Готтфрид и Алоиз переглянулись и кивнули.

— До катастрофы это была антиправительственная банда, — ответил Алоиз. — Но их всех расстреляли. А после Обнуления и вовсе никого не осталось.

— У вас неверные сведения, — Тило скривился. — Они никогда не исчезали полностью. Сколько бы их ни травили, ни пытали и ни расстреливали, они всегда подавали новые и новые ростки. Потом, после Катастрофы, к ним примкнули зараженные.

— Так там не только зараженные? — удивился Готтфрид.

— Этого я не знаю, молодой человек, — лицо Тило вновь приобрело характерное надменное выражение. — Вы так спрашиваете, будто бы я вхож в это тайное общество.

— А это не так? — Готтфрид посмотрел ему прямо в глаза.

— Вы готовы меня в этом обвинить?

— Прекратите, сейчас же! — рявкнул Алоиз. — Тило, рассказывайте, прошу вас!

— Чтобы завтра ваш друг за этот рассказ положил на стол в гестапо на меня донос? Увольте, — Тило выпустил облако дыма в сторону Готтфрида, как тому показалось — совершенно намеренно.

— Да не буду я ни на кого доносить! — воскликнул Готтфрид. — Рассказывайте. — он отвел глаза от внимательного взгляда Тило. — Пожалуйста, — тихо добавил он сквозь зубы.

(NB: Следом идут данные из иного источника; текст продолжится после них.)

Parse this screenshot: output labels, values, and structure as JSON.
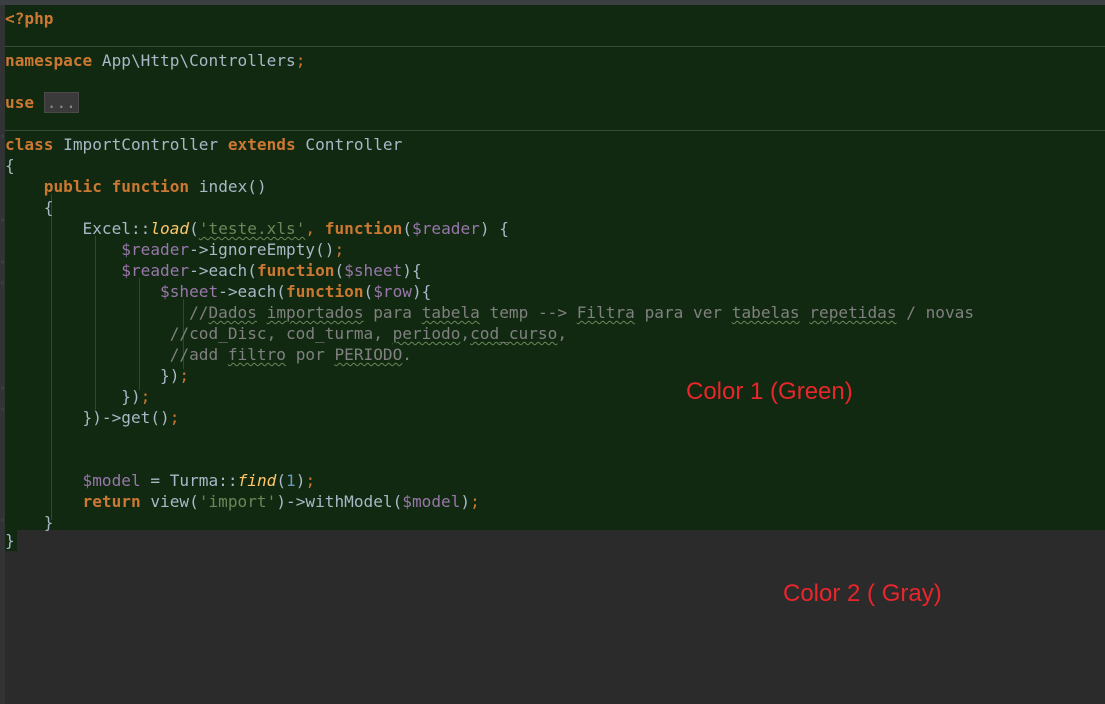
{
  "code_lines": {
    "l1": "<?php",
    "l2a": "namespace ",
    "l2b": "App\\Http\\Controllers",
    "l2c": ";",
    "l3a": "use ",
    "l3b": "...",
    "l4a": "class ",
    "l4b": "ImportController ",
    "l4c": "extends ",
    "l4d": "Controller",
    "l5": "{",
    "l6a": "    public ",
    "l6b": "function ",
    "l6c": "index()",
    "l7": "    {",
    "l8a": "        Excel::",
    "l8b": "load",
    "l8c": "(",
    "l8d": "'teste.xls'",
    "l8e": ", ",
    "l8f": "function",
    "l8g": "(",
    "l8h": "$reader",
    "l8i": ") {",
    "l9a": "            ",
    "l9b": "$reader",
    "l9c": "->ignoreEmpty()",
    "l9d": ";",
    "l10a": "            ",
    "l10b": "$reader",
    "l10c": "->each(",
    "l10d": "function",
    "l10e": "(",
    "l10f": "$sheet",
    "l10g": "){",
    "l11a": "                ",
    "l11b": "$sheet",
    "l11c": "->each(",
    "l11d": "function",
    "l11e": "(",
    "l11f": "$row",
    "l11g": "){",
    "l12a": "                   //",
    "l12b": "Dados",
    "l12c": " ",
    "l12d": "importados",
    "l12e": " para ",
    "l12f": "tabela",
    "l12g": " temp --> ",
    "l12h": "Filtra",
    "l12i": " para ver ",
    "l12j": "tabelas",
    "l12k": " ",
    "l12l": "repetidas",
    "l12m": " / novas",
    "l13a": "                 //cod_Disc, cod_turma, ",
    "l13b": "periodo",
    "l13c": ",",
    "l13d": "cod_curso",
    "l13e": ",",
    "l14a": "                 //add ",
    "l14b": "filtro",
    "l14c": " por ",
    "l14d": "PERIODO",
    "l14e": ".",
    "l15a": "                })",
    "l15b": ";",
    "l16a": "            })",
    "l16b": ";",
    "l17a": "        })->get()",
    "l17b": ";",
    "l18a": "        ",
    "l18b": "$model",
    "l18c": " = Turma::",
    "l18d": "find",
    "l18e": "(",
    "l18f": "1",
    "l18g": ")",
    "l18h": ";",
    "l19a": "        ",
    "l19b": "return ",
    "l19c": "view(",
    "l19d": "'import'",
    "l19e": ")->withModel(",
    "l19f": "$model",
    "l19g": ")",
    "l19h": ";",
    "l20": "    }",
    "l21": "}"
  },
  "annotations": {
    "color1": "Color 1 (Green)",
    "color2": "Color 2 ( Gray)"
  },
  "colors": {
    "green_background": "#102910",
    "gray_background": "#2b2b2b",
    "annotation_red": "#e8262c",
    "keyword_orange": "#cc7832",
    "variable_purple": "#9876aa",
    "string_green": "#6a8759",
    "comment_gray": "#808080"
  }
}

— Хорошо, — тот покивал и повел плечами — свисавшие по бокам от спинки стула фалды, как гигантские надкрылья, пошевелились. — Сначала это были подростковые организации. Даже не организации — шайки неприкаянных детей, не желавших жить так, как завещала Партия. Потом… Потом нашлись люди, которые стали направлять этот поток агрессии во вполне единое русло. Пусть они и не признавали почти военного однообразия фюрерюгенда, но они точно также объединялись под эгидой одной идеи; идеи, в самой сути своей обреченной на провал: они предлагали лишь одно — быть против. Много ли вы знаете в истории примеров, когда люди, бывшие активно против чего-то, но не предлагавшие никаких “за”, добивались чего-то значимого?

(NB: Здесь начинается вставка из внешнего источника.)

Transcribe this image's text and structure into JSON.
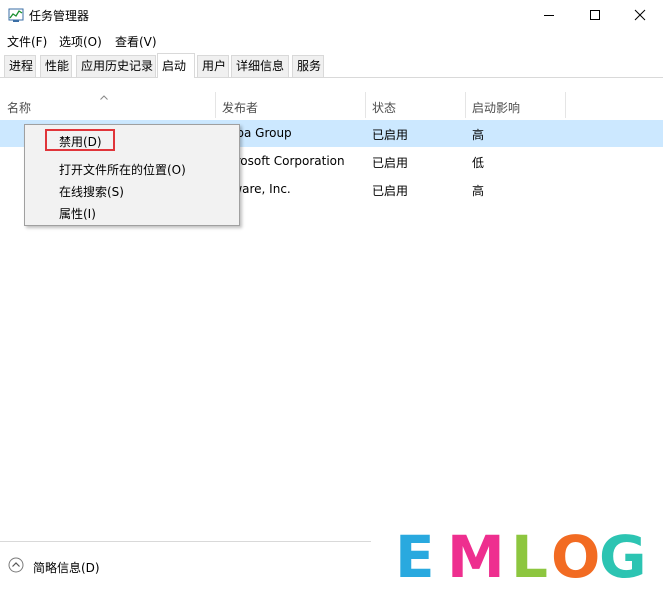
{
  "window": {
    "title": "任务管理器"
  },
  "menu": [
    {
      "label": "文件(F)"
    },
    {
      "label": "选项(O)"
    },
    {
      "label": "查看(V)"
    }
  ],
  "tabs": [
    {
      "label": "进程"
    },
    {
      "label": "性能"
    },
    {
      "label": "应用历史记录"
    },
    {
      "label": "启动",
      "active": true
    },
    {
      "label": "用户"
    },
    {
      "label": "详细信息"
    },
    {
      "label": "服务"
    }
  ],
  "columns": {
    "name": "名称",
    "publisher": "发布者",
    "status": "状态",
    "impact": "启动影响"
  },
  "rows": [
    {
      "publisher": "aba Group",
      "status": "已启用",
      "impact": "高",
      "selected": true
    },
    {
      "publisher": "crosoft Corporation",
      "status": "已启用",
      "impact": "低"
    },
    {
      "publisher": "lware, Inc.",
      "status": "已启用",
      "impact": "高"
    }
  ],
  "context_menu": [
    {
      "label": "禁用(D)",
      "highlighted": true
    },
    {
      "label": "打开文件所在的位置(O)"
    },
    {
      "label": "在线搜索(S)"
    },
    {
      "label": "属性(I)"
    }
  ],
  "footer": {
    "label": "简略信息(D)"
  },
  "watermark": {
    "letters": [
      "E",
      "M",
      "L",
      "O",
      "G"
    ],
    "colors": [
      "#29a9df",
      "#ee2f8f",
      "#8dc63f",
      "#f26b22",
      "#2cc4b2"
    ]
  }
}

Готтфрид задумался. До Великой Катастрофы он был еще слишком мал, а после, как только ему исполнилось десять, он охотно и с энтузиазмом пошел в Юнгфольк, а после — в Фюрерюгенд. Каждый мальчишка из их класса панически боялся остаться за бортом этих организаций, это означало жизнь на обочине. Чтобы не состоявшего в Юнгфольке взяли в Фюрерюгенд, а не состоявшего в Фюрерюгенде — в Партию? Такого не было. Ну, или почти не было. Он даже помыслить не мог, что кто-то мог бы быть против!